We have more than staging servers: we have staging accounts. I documented our full release process at http://news.ycombinator.com/item?id=2301680.

kamens 5578 days ago

It's stunning how easy it is to spot a specific lack of "automated production monitoring" after something fails. Hey idiot, you should've been testing that thing!

I've seen all of Fog Creek's automated production monitoring courtesy of their sysadmins and devs as it was months ago, and it was very solid. I'm sure it's only gotten better.

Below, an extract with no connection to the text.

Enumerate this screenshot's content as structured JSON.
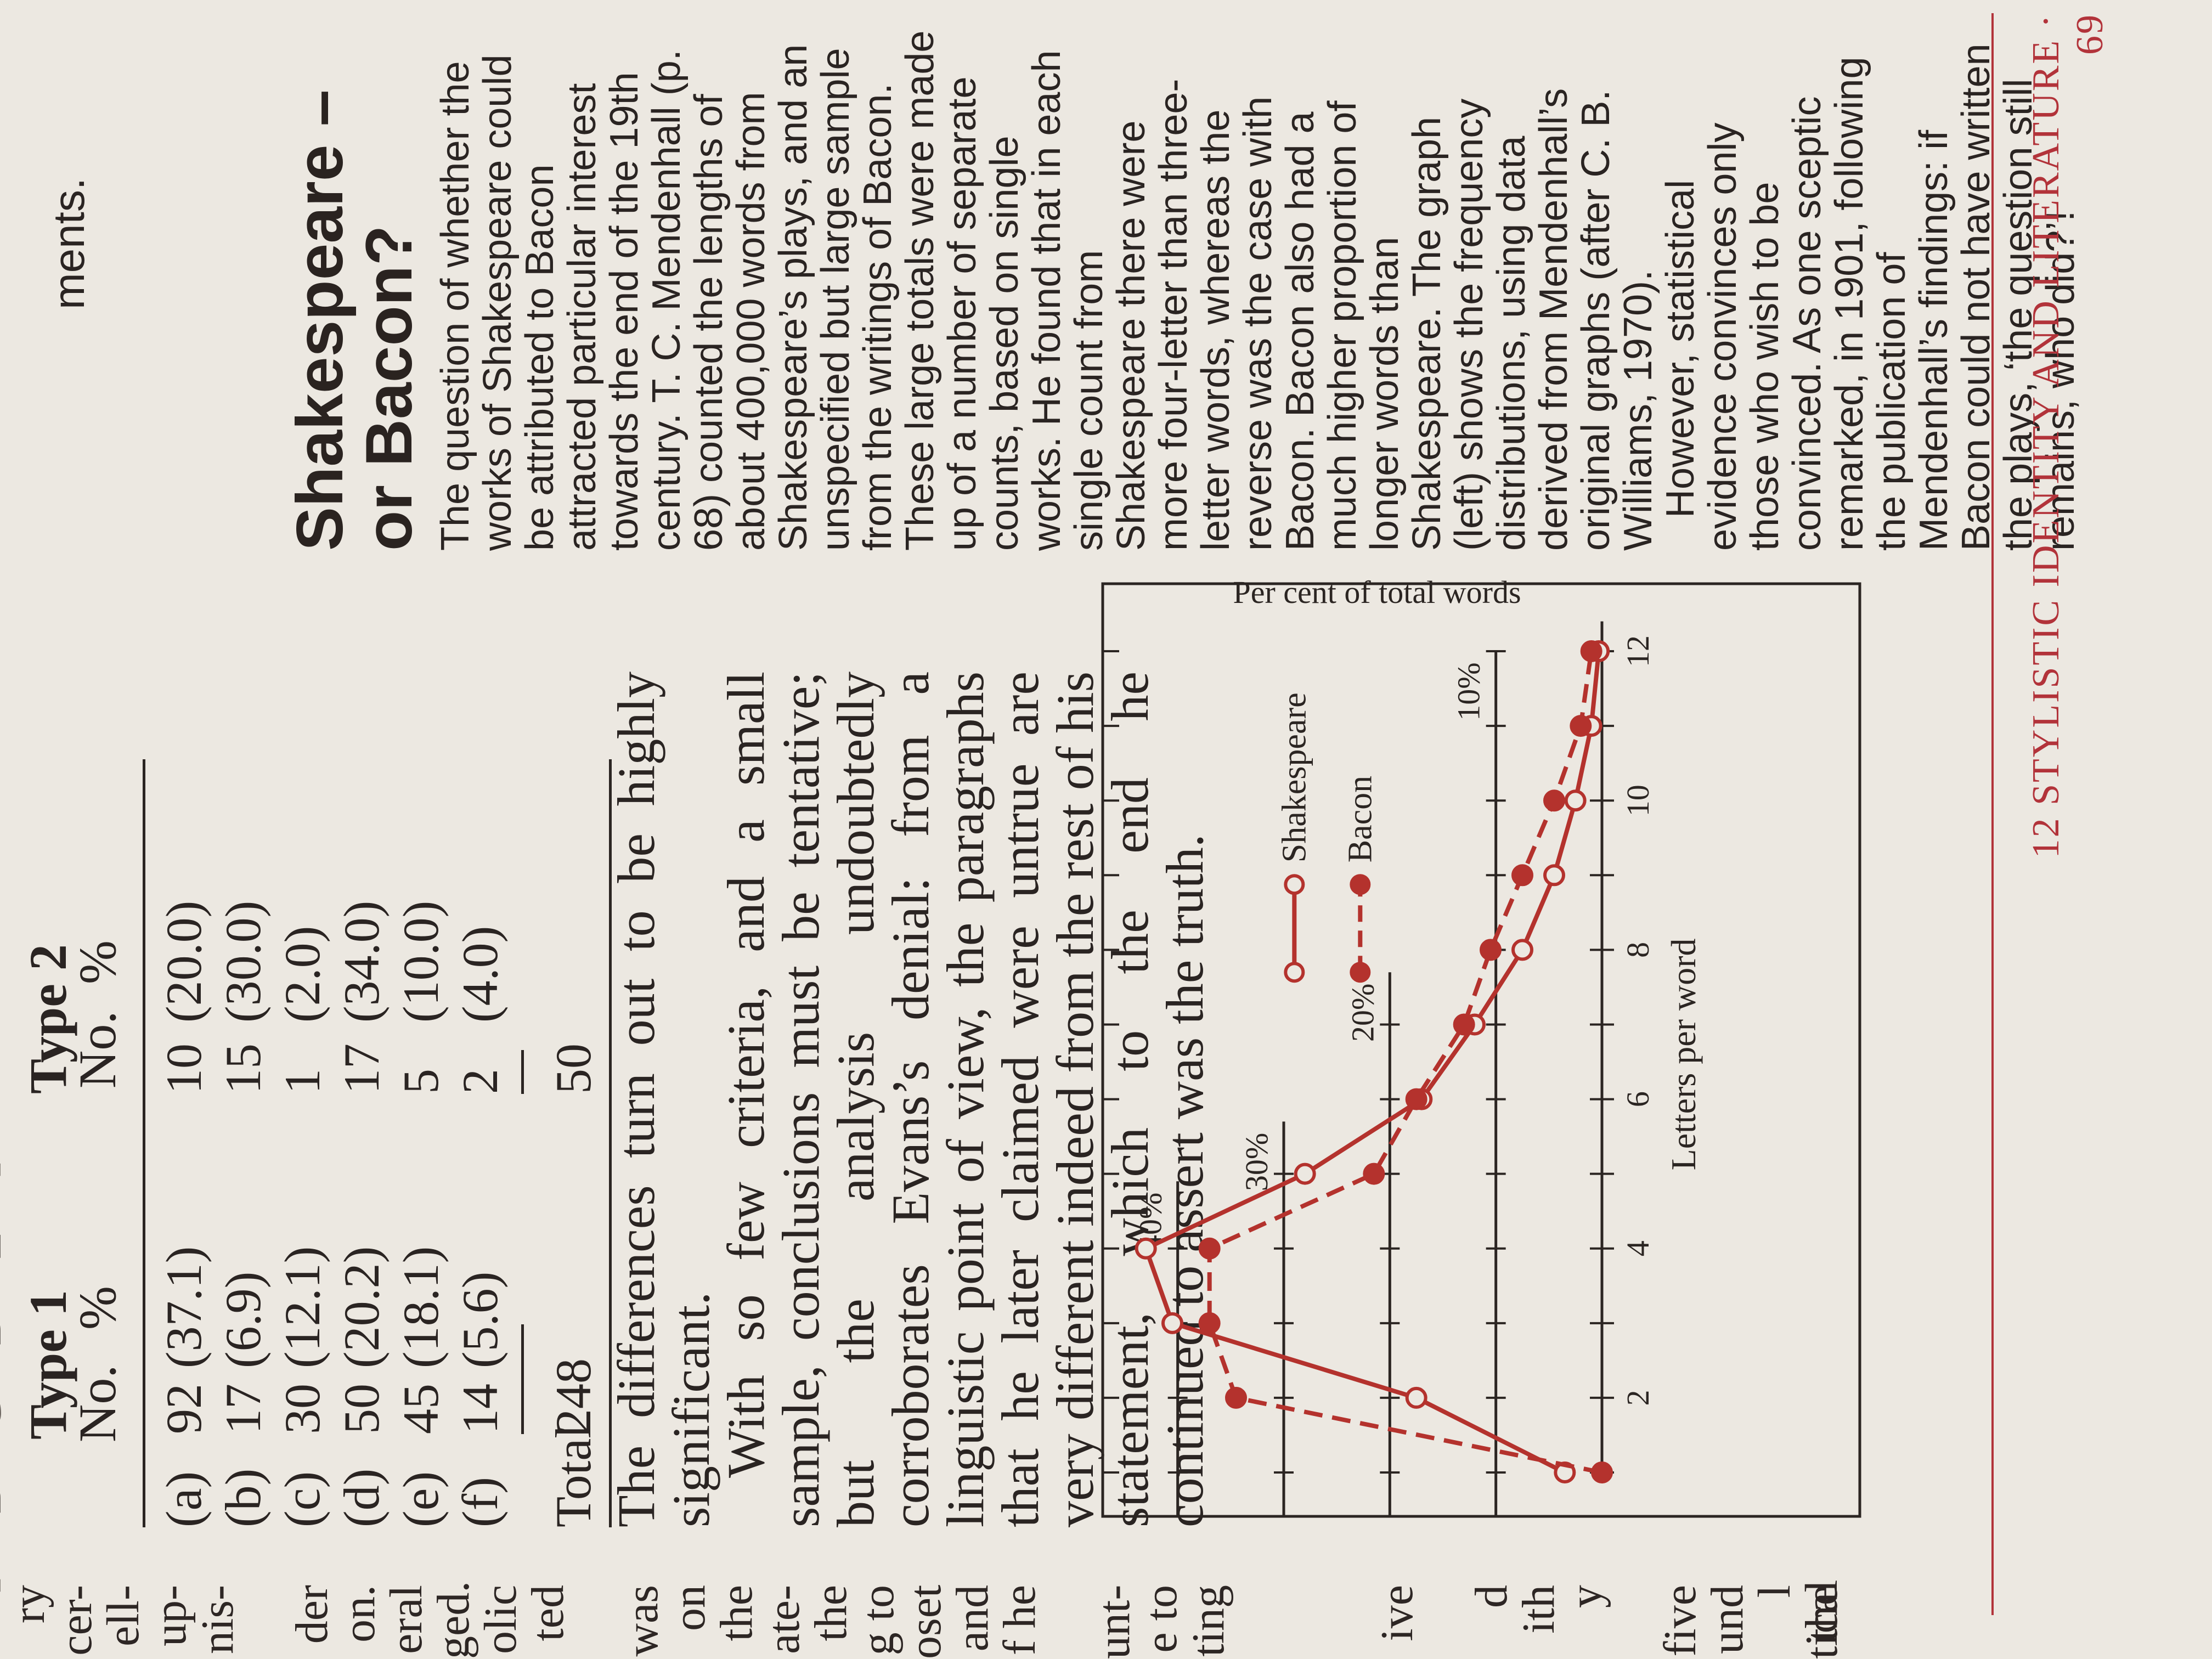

This is a case of a specific deployment failure slipping through the cracks and being honestly explained, apologized for, and rectified. I'm obviously biased due to my history (and probably-justified guilt for this particular failure), but shotgun criticism about formal release procedures is very misguided.

brown9-2 5578 days ago

Two better approaches come to mind to resolve this:

2. Full-on, properly managed releases like they do in large IT corporations, such as banks, where a "release" is not something you kick off from home via SSH on a Saturday night, but a properly planned effort that involves critical members of the dev team as well as the QA team being present and ready to both test the production system thoroughly and fix any issues that may occur.

What you describe in #2 here sounds like a complete anti-pattern when compared with the idea of continuous deployment and automated verification. This 2nd approach sounds like a huge manual effort.

swombat 5578 days ago

It absolutely is, and I'd be surprised to see this kind of effort from any but the most paranoid corporations (like, as I mentioned, banks). Automation and continuous deployment are definitely the way forward.

But even this gargantuan effort is a better option than just "let's deploy and wait for our users to tell us if anything has gone wrong".

brown9-2 5578 days ago

But even this gargantuan effort is a better option than just "let's deploy and wait for our users to tell us if anything has gone wrong".

To be fair it sounds like in the original article that they did do some verification that things were working after the deployment. However for some reason their verification tests didn't reveal the presence of a real bug.

Even in a more gargantuan system, it's possible to have tests that give false positive results.

Everyone will screw up releases at some point, the key is to be able to learn from them and get better.

peterwwillis 5578 days ago

If you're making a big change you first cut a CR and get approval of any teams involved. At change time, everyone knows they need to be on-call if something breaks, preferably in a live chatroom.

The rest of the time devs should just deploy when they think the code is ready and have tested it on a like-production box. They then manually verify the change worked. You use automated monitoring to ensure when something does break you are notified immediately.

rst 5578 days ago

Their release procedures didn't cover the case, and they're fixing it ("modifying the communication ... [to] fail early and loudly during our initial tests", according to the "with details" post on their status blog[1]).

But I still find their lack of monitors... disturbing.

[1] http://status.fogcreek.com/2011/03/sunday-night-kiln-outage-...

peterwwillis 5578 days ago

I agree except I don't think continuous deployment necessarily means automatic deployment. Every deploy should be done by a person and tested right after; none of this "push out all commits at X time" or "push as soon as it's committed" as both are risky.

During the day is usually preferred and never at 4:59PM on a Friday or right before everyone goes to lunch (ever had to clean up a downed cluster when some jerk pushed bad code and the whole team went to Sweet Tomatoes? yeah).

To help troubleshoot breaks, have a mailing list with changelogs showing who made a change, time/date, files touched. Also have your deploy tools mail it when there's a code push, rollback, server restart, etc. Have a simple tool someone can run to revert changes back to a time of day so if something breaks just "revert back to 6 hours ago" and debug while your old app is running (nice to take one broken box offline first to test on).